26 августа экзамен по Латинскому языку, профессор — Сергей Павлович Знаменский. По Латыни я ничего не ответил и получил 2,5. Латинский, греческий и прочие языки всегда были моим несчастьем.

27 августа экзамен по Догматическому богословию. Догматика теперь решала вопрос о моем бытии. Я плохо знал первую половину Догматики курса 5 класса семинарии, вторую половину я знал. Нужно, следовательно, вытащить билет из второй половины, но как? Это была задача. Но ведь решаются же и японские головоломки. Я себе этот вопрос разрешил, и мой прогноз оправдался. Я предположил, что старичок-профессор по Догматическому богословию А.Д. Беляев перед экзаменом должен проверить наличие всех билетов в колоде. Для проверки он соберет их в порядке номеров и так, не тасуя их, и донесет до экзаменационного стола. Так оно и вышло. Когда экзаменационная комиссия расселась на своих местах, Александр Дмитриевич торжественно вынул из правого бокового кармана сюртука конверт с билетами и, не тасуя, раскинул их на столе. Теперь мне нужно было знать: в порядке чисел они лежат или нет. Наблюдения подтвердили мое предположение. Билеты вынимались экзаменующимися и с левого края, и с середины. С левого края лежали первые номера, в середине — второй и третий десятки.
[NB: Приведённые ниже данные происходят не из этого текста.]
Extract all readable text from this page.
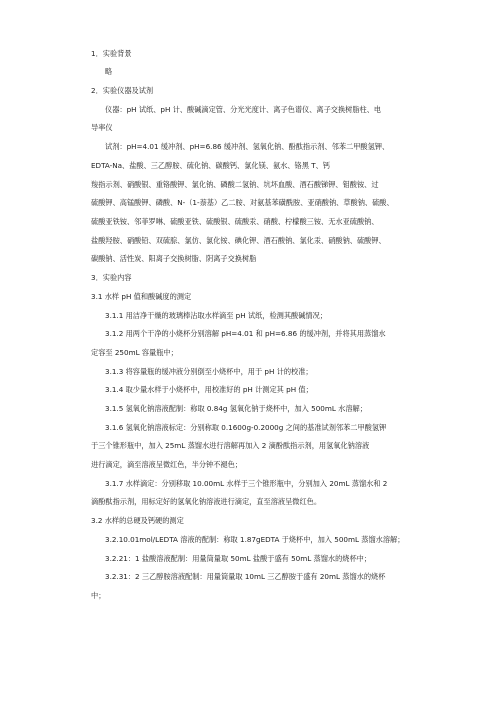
1．实验背景
略
2．实验仪器及试剂
仪器：pH 试纸、pH 计、酸碱滴定管、分光光度计、离子色谱仪、离子交换树脂柱、电
导率仪
试剂：pH=4.01 缓冲剂、pH=6.86 缓冲剂、氢氧化钠、酚酞指示剂、邻苯二甲酸氢钾、
EDTA-Na、盐酸、三乙醇胺、硫化钠、碳酸钙、氯化镁、氨水、铬黑 T、钙
羧指示剂、硝酸银、重铬酸钾、氯化钠、磷酸二氢钠、坑坏血酸、酒石酸锑钾、钼酸铵、过
硫酸钾、高锰酸钾、磷酸、N-（1-萘基）乙二胺、对氨基苯磺酰胺、亚硝酸钠、草酸钠、硫酸、
硫酸亚铁铵、邻菲罗啉、硫酸亚铁、硫酸银、硫酸汞、硝酸、柠檬酸三铵、无水亚硫酸钠、
盐酸羟胺、硝酸铅、双硫腙、氯仿、氯化铵、碘化钾、酒石酸钠、氯化汞、硝酸钠、硫酸钾、
碳酸钠、活性炭、阳离子交换树脂、阴离子交换树脂
3．实验内容
3.1 水样 pH 值和酸碱度的测定
3.1.1 用洁净干燥的玻璃棒沾取水样滴至 pH 试纸，检测其酸碱情况；
3.1.2 用两个干净的小烧杯分别溶解 pH=4.01 和 pH=6.86 的缓冲剂，并将其用蒸馏水
定容至 250mL 容量瓶中；
3.1.3 将容量瓶的缓冲液分别倒至小烧杯中，用于 pH 计的校准；
3.1.4 取少量水样于小烧杯中，用校准好的 pH 计测定其 pH 值；
3.1.5 氢氧化钠溶液配制：称取 0.84g 氢氧化钠于烧杯中，加入 500mL 水溶解；
3.1.6 氢氧化钠溶液标定：分别称取 0.1600g-0.2000g 之间的基准试剂邻苯二甲酸氢钾
于三个锥形瓶中，加入 25mL 蒸馏水进行溶解再加入 2 滴酚酞指示剂，用氢氧化钠溶液
进行滴定，滴至溶液呈微红色，半分钟不褪色；
3.1.7 水样滴定：分别移取 10.00mL 水样于三个锥形瓶中，分别加入 20mL 蒸馏水和 2
滴酚酞指示剂，用标定好的氢氧化钠溶液进行滴定，直至溶液呈微红色。
3.2 水样的总硬及钙硬的测定
3.2.10.01mol/LEDTA 溶液的配制：称取 1.87gEDTA 于烧杯中，加入 500mL 蒸馏水溶解；
3.2.21：1 盐酸溶液配制：用量筒量取 50mL 盐酸于盛有 50mL 蒸馏水的烧杯中；
3.2.31：2 三乙醇胺溶液配制：用量筒量取 10mL 三乙醇胺于盛有 20mL 蒸馏水的烧杯
中；
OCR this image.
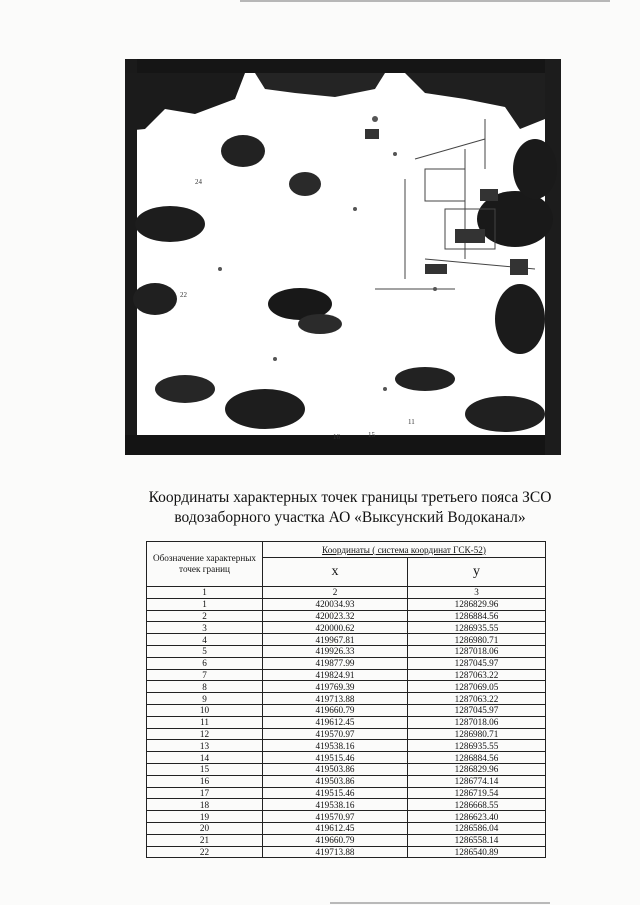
16	15
11
22
24
Координаты характерных точек границы третьего пояса ЗСО
водозаборного участка АО «Выксунский Водоканал»
Обозначение характерных точек границ	Координаты ( система координат ГСК-52)	
	х	у
1	2	3
1	420034.93	1286829.96
2	420023.32	1286884.56
3	420000.62	1286935.55
4	419967.81	1286980.71
5	419926.33	1287018.06
6	419877.99	1287045.97
7	419824.91	1287063.22
8	419769.39	1287069.05
9	419713.88	1287063.22
10	419660.79	1287045.97
11	419612.45	1287018.06
12	419570.97	1286980.71
13	419538.16	1286935.55
14	419515.46	1286884.56
15	419503.86	1286829.96
16	419503.86	1286774.14
17	419515.46	1286719.54
18	419538.16	1286668.55
19	419570.97	1286623.40
20	419612.45	1286586.04
21	419660.79	1286558.14
22	419713.88	1286540.89
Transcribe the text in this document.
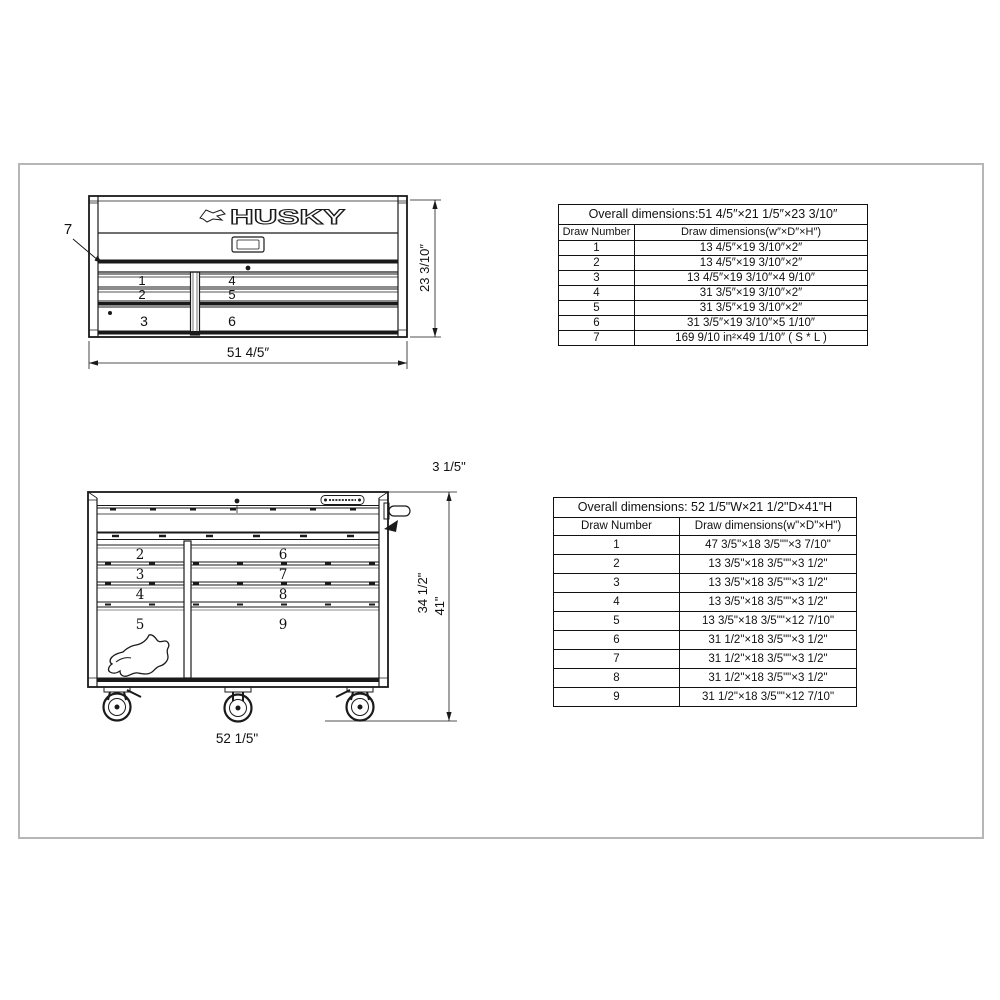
HUSKY
1
2
3
4
5
6
7
51 4/5″
23 3/10″
2
3
4
5
6
7
8
9
3 1/5"
34 1/2" 41"
52 1/5"
Overall dimensions:51 4/5″×21 1/5″×23 3/10″	
Draw Number	Draw dimensions(w″×D″×H″)
1	13 4/5″×19 3/10″×2″
2	13 4/5″×19 3/10″×2″
3	13 4/5″×19 3/10″×4 9/10″
4	31 3/5″×19 3/10″×2″
5	31 3/5″×19 3/10″×2″
6	31 3/5″×19 3/10″×5 1/10″
7	169 9/10 in²×49 1/10″ ( S * L )
Overall dimensions: 52 1/5"W×21 1/2"D×41"H	
Draw Number	Draw dimensions(w"×D"×H")
1	47 3/5"×18 3/5""×3 7/10"
2	13 3/5"×18 3/5""×3 1/2"
3	13 3/5"×18 3/5""×3 1/2"
4	13 3/5"×18 3/5""×3 1/2"
5	13 3/5"×18 3/5""×12 7/10"
6	31 1/2"×18 3/5""×3 1/2"
7	31 1/2"×18 3/5""×3 1/2"
8	31 1/2"×18 3/5""×3 1/2"
9	31 1/2"×18 3/5""×12 7/10"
Но вот один студент берет билет с правой стороны — 47 би­лет, другой берет там же — 39 билет (всех было 52), и я уже спокойно дожидался своей очереди. Так же спокойно вышел к столу, взял билет под № 45 — «Учение Церкви о всеобщем суде» — ответил и сел за парту, на свое место.

В два часа дня, после обеда в студенческой столовой, я поездом выехал из Сергиева Посада к дяде Василию Ивановичу, на Клязьму, а затем в Москву. Отсюда, довольный прошедшими экзаменами и с надеждой, что в академию я все-таки буду принят, уехал в Кашин. Все время экзаменов мы жили в академическом общежитии на иждивении академии. Хороший стол, великолепные кровати, академический сад, мистическая тихость Лавры… Академия становилась желанной вдвойне.

Преосвященный Феодор

Высокий, худой, в очках в черной роговой оправе, с черными, как смола, волосами и острым взглядом, Федор являлся нам суровым монахом с сильной волей и неумолимым к слабостям мирской юношеской суеты. Среди вновь прибывших в академию юношей ходили недобрые о нем слухи: сухой монах, студентов он делит на сынков и пасынков, что если хочешь и попасть в академию, и пользоваться благами академического общежития, иметь стипендию и так далее — заслужи его благоволение. Естественно, с каким затаенным трепетом мы ожидали с ним встречи и на экзаменах, и на приемах у него. Академией управлял Федор! Федор — Академия, Академия — Федор, и мы ждали…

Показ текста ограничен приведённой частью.